We are without doubt in the era of fan fiction. I mean that in the nicest sense. Today’s comic creators were fans in the 90s. It is fun to see them pushing the characters they grew up on front and center. A lot of these same characters had become by words for the industries darkest moment. Maybe it is just the dark side of my brain that sees editors seeing how far they can push this current 90s love. I mean it only takes one of them to try chromium covers again and the goal posts shift. After Covid the industry needs to be smarter. The pandemic itself has contributed to the increased speculation around certain issues as there have been smaller print runs, inadvertently making those issues more desirable on the secondary market.

So do I really believe a second ‘Speculator Boom’ is coming if it’s not here already? Without sitting on the fence my answer is yes and no.

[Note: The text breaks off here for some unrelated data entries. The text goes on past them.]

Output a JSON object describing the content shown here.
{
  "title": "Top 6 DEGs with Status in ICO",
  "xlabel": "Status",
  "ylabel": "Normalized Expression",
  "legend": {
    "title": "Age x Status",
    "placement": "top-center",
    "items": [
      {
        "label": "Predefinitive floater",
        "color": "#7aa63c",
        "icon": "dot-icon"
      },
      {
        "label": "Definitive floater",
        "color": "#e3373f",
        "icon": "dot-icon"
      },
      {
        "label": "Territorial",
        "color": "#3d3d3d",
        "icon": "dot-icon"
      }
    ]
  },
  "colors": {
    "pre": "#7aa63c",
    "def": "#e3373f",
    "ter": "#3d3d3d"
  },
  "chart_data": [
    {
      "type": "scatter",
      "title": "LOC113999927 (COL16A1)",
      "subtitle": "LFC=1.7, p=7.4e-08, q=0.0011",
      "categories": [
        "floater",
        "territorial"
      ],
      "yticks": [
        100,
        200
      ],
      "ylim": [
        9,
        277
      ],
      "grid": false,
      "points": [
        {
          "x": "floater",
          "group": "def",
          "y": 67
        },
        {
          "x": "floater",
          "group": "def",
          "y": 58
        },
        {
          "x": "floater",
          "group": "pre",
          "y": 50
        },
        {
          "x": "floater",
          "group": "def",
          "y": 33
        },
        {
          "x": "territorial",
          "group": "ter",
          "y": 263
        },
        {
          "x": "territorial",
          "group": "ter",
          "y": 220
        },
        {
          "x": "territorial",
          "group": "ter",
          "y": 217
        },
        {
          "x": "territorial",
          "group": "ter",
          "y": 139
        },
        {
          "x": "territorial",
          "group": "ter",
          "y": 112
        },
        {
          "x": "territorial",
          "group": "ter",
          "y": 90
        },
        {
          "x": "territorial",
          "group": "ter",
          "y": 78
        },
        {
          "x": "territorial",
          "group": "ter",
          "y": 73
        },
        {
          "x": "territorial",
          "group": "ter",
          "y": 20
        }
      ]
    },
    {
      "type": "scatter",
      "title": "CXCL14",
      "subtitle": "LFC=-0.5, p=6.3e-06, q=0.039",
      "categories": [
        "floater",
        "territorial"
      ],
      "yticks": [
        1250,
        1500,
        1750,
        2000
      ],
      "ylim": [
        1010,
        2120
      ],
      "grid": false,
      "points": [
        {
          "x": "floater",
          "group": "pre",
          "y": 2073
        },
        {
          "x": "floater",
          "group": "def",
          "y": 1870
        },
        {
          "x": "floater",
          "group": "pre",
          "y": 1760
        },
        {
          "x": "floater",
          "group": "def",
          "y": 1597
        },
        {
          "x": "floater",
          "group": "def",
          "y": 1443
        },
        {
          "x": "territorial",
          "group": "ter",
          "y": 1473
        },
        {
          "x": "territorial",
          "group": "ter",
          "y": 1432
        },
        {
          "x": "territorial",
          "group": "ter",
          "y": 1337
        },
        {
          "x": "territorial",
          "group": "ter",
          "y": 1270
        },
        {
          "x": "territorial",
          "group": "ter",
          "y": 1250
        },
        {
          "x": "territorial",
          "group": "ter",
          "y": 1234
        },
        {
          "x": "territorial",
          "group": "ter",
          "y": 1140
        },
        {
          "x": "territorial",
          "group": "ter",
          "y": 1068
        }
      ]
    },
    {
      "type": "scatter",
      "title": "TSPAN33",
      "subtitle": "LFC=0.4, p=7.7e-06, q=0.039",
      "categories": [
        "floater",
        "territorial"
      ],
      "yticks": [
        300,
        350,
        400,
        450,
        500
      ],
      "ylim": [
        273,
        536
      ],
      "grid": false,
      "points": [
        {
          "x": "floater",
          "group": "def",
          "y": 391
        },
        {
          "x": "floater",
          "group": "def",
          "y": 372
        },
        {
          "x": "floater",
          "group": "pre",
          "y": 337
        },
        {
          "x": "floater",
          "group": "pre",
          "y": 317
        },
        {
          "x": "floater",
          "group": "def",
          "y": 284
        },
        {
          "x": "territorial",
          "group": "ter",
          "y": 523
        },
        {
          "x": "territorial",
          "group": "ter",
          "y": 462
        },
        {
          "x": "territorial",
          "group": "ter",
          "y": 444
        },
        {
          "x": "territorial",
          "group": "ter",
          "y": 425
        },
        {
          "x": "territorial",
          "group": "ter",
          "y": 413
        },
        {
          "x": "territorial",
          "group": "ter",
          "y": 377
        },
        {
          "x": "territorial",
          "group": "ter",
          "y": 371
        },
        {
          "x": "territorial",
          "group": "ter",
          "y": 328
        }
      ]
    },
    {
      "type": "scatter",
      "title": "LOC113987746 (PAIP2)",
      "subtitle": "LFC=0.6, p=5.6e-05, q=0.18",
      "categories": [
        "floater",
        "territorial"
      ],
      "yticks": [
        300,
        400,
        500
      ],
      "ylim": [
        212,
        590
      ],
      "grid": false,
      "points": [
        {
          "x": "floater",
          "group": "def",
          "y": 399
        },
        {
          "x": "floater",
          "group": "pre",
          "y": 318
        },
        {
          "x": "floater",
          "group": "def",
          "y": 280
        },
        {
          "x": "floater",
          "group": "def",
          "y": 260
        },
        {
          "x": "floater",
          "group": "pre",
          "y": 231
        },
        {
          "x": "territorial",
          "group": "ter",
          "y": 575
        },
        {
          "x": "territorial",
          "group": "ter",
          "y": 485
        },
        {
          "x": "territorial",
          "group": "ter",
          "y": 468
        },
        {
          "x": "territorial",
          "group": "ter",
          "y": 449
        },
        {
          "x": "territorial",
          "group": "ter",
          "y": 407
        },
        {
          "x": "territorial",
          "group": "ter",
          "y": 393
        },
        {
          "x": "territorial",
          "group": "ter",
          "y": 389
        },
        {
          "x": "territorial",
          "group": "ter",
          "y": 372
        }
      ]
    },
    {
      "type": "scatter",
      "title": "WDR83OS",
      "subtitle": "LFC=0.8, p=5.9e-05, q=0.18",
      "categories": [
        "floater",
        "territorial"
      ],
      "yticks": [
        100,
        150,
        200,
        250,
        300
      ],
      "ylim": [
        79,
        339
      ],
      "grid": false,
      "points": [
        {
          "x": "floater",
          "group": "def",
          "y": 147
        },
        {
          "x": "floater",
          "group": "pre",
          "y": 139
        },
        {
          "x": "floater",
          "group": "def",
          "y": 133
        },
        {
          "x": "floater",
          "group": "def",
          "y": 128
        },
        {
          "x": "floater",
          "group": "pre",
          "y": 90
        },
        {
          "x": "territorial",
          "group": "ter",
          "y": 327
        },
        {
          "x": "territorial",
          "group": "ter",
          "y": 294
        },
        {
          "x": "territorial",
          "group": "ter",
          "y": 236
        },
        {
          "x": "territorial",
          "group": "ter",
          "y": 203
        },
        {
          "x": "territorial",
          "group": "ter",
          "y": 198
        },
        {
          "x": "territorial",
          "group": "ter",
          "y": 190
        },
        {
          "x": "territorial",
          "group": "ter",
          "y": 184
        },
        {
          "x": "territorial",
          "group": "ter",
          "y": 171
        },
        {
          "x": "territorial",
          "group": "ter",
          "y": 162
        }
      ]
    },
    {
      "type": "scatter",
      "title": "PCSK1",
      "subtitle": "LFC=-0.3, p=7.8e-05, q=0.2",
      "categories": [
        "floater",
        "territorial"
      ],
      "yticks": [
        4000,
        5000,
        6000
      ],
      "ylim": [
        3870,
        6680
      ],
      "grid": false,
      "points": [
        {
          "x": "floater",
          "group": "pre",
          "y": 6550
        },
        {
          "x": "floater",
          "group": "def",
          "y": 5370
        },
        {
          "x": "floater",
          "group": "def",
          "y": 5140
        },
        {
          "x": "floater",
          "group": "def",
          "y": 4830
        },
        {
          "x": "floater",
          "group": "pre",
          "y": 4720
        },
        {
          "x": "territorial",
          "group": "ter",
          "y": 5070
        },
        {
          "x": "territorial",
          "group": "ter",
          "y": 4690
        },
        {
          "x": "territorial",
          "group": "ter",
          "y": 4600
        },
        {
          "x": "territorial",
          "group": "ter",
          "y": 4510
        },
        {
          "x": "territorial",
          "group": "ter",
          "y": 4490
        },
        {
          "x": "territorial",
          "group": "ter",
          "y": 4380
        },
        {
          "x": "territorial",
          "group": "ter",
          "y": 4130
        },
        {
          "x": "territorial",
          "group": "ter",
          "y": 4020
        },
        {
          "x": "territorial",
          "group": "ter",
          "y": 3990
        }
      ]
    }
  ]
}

Hopefully today’s important people within publishing and editing have learnt from the past. I think it helps now that comics are so much more readily available. So many people are reading trades and digitally now that it is leaving the floppies only for people who want the floppies. The plot twist in Daredevil #25 is still going to hit as well if you read it in floppies, trades or digitally. So if people want to jack up the price on the secondary market, readers as opposed to collectors aren’t getting priced out of the experience. With buying and selling online if you are lucky enough to turn an issue for a profit good for you. If you are lucky enough to score a bargain on a desirable comic then equally good for you. The important thing to remember is that comics are there for our entertainment. Everything else connected to them is an after thought and I think the majority of people count themselves as readers first, collectors second. If you are in comics for one or the other good for you. Nowadays you can check in and out of either one as and when you wish. Mainly I see the people trying to create the boom as coming from the movies. So if anything it will only be a whimper.